Monday, January 21, 2008

Marriage, Outsourcing, and the Gains from Trade

Here's a fun post from Friday's "Free Exchange" blog at www.economist.com. It talks about the "old days" marriage based on specialization and domestic division of labor: it turns out there were economic gains from the chauvanistic structure of men bringing home the bacon, taking out the trash and fixing the car but women staying home with the kids, cooking, and cleaning house. People got married, according to The Economist, and real-life economists Betsey Stevenson and Justin Wolfers of Penn, to exploit gains from trade and specialization on the production side.

But now we trade more. We outsource a lot of responsibilities, such as child care, car repair, and food preparation (people seem to eat out a lot more than my parents did). I have a trade deficit with my mechanic, but am I worried that his shop will become all-powerful and gradually begin to overtake and crush my very existence? No: as long as the economic value of what I produce is about the same as the value as the economic value of what I purchase, things will peter along allright. So what's the value of families and spouses (try not to chuckle, married readers)?

Well, the above-referenced authors boil it down to "complementarities in consumption." Actually, they are more "externalities in consumption," because they are explained by the fact that somethings are just more enjoyable with a partner or group. In other words, we get married, now more than ever, because we like it and because we like our mate (stop that sophomoric chuckling!).
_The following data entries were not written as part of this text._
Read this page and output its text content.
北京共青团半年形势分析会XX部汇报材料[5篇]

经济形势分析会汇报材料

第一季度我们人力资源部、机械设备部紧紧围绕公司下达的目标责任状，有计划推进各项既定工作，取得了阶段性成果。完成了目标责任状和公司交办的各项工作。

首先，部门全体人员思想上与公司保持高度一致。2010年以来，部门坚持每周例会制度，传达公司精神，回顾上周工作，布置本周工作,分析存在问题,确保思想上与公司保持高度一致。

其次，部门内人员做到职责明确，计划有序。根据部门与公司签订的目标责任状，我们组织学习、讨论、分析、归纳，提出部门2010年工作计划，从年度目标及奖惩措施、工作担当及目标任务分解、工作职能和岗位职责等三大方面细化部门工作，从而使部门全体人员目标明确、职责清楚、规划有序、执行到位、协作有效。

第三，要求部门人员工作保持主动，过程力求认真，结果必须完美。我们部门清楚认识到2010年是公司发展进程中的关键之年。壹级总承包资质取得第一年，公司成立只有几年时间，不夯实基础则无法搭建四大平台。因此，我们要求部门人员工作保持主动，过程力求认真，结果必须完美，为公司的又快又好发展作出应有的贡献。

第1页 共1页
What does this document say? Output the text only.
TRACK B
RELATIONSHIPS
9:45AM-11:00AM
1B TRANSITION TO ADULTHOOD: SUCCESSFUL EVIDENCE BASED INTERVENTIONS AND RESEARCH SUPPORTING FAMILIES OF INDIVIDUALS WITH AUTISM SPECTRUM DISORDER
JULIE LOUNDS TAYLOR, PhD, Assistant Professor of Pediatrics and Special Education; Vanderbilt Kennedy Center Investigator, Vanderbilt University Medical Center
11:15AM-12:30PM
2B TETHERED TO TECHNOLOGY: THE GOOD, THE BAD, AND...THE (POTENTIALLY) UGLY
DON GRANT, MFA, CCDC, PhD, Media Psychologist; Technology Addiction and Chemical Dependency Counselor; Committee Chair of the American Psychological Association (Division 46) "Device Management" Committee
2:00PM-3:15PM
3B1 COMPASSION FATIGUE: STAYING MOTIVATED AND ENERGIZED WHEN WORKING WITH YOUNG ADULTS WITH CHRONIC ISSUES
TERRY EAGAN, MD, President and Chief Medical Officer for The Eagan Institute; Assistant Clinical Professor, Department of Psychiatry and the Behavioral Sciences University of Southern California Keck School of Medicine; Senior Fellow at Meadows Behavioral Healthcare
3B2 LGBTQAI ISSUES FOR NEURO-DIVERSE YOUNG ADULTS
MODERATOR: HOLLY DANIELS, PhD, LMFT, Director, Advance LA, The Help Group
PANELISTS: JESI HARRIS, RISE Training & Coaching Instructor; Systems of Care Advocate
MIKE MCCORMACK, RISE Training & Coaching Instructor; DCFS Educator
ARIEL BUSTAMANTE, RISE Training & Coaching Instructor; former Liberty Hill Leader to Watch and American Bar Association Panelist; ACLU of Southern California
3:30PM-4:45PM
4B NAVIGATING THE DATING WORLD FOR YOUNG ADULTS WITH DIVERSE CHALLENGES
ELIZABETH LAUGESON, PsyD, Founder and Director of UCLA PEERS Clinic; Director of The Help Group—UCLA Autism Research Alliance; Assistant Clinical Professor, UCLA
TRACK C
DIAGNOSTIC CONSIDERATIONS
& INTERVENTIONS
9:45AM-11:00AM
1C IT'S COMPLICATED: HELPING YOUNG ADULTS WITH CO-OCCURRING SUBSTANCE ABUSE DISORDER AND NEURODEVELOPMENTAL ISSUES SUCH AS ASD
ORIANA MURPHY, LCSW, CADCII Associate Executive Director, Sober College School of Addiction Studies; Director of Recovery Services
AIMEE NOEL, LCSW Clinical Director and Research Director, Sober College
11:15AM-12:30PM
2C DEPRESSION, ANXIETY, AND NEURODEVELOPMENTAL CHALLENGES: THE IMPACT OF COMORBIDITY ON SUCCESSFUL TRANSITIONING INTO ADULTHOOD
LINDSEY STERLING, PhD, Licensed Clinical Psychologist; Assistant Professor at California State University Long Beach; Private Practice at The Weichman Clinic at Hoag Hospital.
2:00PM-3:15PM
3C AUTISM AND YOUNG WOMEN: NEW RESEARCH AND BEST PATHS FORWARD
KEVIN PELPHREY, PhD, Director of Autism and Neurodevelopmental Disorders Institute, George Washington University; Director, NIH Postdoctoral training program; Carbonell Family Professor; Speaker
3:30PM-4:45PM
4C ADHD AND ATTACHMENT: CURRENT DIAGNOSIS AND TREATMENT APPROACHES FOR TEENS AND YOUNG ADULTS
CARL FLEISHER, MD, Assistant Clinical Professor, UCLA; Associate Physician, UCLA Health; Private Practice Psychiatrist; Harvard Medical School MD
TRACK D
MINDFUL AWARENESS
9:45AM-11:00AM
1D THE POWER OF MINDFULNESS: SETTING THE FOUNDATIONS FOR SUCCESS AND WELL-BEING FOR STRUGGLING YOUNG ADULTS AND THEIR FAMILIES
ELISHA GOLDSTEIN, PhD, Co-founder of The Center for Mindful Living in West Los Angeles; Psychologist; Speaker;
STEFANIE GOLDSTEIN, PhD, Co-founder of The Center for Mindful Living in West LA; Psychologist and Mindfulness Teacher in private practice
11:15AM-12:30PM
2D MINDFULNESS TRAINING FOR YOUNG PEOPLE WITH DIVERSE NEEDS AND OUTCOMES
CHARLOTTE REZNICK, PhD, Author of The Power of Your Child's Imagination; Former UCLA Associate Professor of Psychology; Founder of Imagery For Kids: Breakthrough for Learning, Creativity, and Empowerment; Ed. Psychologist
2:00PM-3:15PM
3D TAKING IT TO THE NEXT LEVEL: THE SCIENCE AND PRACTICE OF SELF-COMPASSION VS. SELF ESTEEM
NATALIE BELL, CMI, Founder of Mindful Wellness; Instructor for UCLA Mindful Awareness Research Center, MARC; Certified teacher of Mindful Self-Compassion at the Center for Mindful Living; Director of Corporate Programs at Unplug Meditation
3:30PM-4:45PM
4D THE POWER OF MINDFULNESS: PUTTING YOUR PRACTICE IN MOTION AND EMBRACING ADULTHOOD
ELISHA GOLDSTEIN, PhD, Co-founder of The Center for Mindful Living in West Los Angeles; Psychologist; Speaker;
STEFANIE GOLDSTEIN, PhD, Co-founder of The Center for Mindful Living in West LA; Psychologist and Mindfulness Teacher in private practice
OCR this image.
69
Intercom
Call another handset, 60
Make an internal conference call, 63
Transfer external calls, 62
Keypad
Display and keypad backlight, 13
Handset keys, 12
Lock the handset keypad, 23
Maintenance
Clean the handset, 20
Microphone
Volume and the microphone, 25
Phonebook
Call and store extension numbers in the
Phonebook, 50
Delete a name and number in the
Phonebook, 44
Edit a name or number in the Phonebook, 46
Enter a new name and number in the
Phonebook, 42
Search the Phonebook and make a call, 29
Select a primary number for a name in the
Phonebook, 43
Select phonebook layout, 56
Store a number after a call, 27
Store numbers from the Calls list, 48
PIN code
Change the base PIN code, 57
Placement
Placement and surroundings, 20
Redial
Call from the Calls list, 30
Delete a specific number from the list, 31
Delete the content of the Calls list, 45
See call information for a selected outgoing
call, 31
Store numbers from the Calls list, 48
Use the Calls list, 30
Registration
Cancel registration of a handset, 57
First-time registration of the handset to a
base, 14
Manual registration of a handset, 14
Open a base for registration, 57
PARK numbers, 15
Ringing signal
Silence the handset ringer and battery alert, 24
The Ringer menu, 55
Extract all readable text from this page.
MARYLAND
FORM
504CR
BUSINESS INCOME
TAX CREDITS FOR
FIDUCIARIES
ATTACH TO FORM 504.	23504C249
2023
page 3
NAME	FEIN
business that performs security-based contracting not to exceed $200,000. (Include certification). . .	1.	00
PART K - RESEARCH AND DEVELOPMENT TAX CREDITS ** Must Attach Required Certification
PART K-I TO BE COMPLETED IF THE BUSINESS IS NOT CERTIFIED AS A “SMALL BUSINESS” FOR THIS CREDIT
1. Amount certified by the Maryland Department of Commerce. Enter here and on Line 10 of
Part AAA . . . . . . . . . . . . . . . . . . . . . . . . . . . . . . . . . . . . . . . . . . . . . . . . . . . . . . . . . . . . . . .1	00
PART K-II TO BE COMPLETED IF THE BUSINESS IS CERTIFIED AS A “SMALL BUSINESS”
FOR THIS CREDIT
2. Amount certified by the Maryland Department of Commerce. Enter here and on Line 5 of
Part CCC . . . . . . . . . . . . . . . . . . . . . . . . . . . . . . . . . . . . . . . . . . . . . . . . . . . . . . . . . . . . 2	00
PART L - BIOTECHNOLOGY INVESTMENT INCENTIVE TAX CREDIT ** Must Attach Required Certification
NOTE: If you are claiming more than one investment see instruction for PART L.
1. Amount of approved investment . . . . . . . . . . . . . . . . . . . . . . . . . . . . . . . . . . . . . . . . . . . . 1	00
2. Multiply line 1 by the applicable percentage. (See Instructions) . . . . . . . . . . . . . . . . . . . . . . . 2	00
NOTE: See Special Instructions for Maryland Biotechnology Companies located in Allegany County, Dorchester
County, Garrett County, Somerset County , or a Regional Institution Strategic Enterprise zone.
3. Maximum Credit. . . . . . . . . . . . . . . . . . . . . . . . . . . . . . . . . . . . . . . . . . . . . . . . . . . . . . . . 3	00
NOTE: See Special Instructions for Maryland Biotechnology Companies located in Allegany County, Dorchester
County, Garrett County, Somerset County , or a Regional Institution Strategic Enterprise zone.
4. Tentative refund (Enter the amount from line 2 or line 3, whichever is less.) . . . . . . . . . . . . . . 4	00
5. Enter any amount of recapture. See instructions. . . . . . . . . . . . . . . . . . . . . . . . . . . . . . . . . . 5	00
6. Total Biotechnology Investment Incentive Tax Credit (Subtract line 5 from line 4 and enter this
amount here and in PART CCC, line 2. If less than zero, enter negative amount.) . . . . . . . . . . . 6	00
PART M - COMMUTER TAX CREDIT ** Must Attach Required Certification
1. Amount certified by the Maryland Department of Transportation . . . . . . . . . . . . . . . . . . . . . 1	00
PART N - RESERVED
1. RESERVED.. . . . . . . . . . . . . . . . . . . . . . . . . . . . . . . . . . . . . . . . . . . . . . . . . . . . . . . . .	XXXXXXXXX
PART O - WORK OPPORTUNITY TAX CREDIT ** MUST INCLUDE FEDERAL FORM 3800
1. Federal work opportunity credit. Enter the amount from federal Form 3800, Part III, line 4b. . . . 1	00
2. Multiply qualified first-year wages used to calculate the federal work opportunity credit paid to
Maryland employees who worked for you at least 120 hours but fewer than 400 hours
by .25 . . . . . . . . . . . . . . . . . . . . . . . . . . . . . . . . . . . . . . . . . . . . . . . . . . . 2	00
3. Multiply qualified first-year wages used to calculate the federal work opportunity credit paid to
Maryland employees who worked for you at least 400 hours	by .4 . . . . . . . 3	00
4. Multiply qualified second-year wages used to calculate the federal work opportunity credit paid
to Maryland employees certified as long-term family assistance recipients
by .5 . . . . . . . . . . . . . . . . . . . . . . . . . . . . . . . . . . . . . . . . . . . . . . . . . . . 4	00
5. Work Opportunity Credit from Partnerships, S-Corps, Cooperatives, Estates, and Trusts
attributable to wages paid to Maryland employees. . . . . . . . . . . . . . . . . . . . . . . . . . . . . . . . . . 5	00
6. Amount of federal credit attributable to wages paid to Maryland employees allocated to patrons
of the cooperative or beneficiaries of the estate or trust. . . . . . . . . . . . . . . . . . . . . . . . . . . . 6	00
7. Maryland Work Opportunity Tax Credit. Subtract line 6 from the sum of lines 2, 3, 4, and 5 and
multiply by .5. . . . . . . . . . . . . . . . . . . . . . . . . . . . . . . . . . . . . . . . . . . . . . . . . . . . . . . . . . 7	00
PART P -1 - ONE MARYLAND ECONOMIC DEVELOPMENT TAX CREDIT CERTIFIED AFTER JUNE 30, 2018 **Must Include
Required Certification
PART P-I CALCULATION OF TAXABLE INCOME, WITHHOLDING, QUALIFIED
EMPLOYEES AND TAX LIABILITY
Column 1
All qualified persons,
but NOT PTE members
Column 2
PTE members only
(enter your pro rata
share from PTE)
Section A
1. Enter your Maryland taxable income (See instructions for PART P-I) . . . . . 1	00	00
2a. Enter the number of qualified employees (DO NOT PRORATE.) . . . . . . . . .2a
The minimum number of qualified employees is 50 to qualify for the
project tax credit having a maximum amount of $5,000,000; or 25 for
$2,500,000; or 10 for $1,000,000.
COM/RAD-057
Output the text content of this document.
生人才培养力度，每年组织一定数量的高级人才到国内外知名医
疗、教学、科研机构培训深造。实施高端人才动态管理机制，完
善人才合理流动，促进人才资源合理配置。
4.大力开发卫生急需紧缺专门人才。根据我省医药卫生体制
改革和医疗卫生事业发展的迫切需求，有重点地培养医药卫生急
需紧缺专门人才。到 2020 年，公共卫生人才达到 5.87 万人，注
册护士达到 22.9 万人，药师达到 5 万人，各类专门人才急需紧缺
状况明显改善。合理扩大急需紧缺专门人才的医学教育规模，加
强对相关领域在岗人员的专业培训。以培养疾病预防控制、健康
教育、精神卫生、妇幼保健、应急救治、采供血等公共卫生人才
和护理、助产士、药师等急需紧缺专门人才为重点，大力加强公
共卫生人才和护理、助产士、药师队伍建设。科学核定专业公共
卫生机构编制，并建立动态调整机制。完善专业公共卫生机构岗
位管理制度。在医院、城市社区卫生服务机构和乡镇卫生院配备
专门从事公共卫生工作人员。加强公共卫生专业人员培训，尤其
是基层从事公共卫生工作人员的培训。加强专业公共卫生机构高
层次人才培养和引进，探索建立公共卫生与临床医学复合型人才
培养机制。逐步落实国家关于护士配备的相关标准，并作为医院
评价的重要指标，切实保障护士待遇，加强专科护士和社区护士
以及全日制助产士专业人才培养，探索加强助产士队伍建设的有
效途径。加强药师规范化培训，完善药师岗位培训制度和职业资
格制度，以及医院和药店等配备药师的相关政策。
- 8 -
But I think there's more to it. Yes, all of the things above are great things, but why did we evolve this way and what else has it done for us. First, things probably evolved this way because our incomes were rising over the last 200 years. With higher and higher market wages and smaller and smaller family sizes, the benefits of market production began to tip over the benefits of remaining "self-sufficient" in "home production," so women entered the workforce in droves during the 1970s. Second, it's made our lives better, on the whole. Amazingly, labor markets have absorbed women who "immigrated" into the labor market and managed to sustain wage growth. Finally, life is somewhat less risky for women. They are no longer as beholden to their marriage contract for their economic well-being (in terms of income) because they have marketable skills. So, if the louse cheats (or something tragic happens) he's more expendable.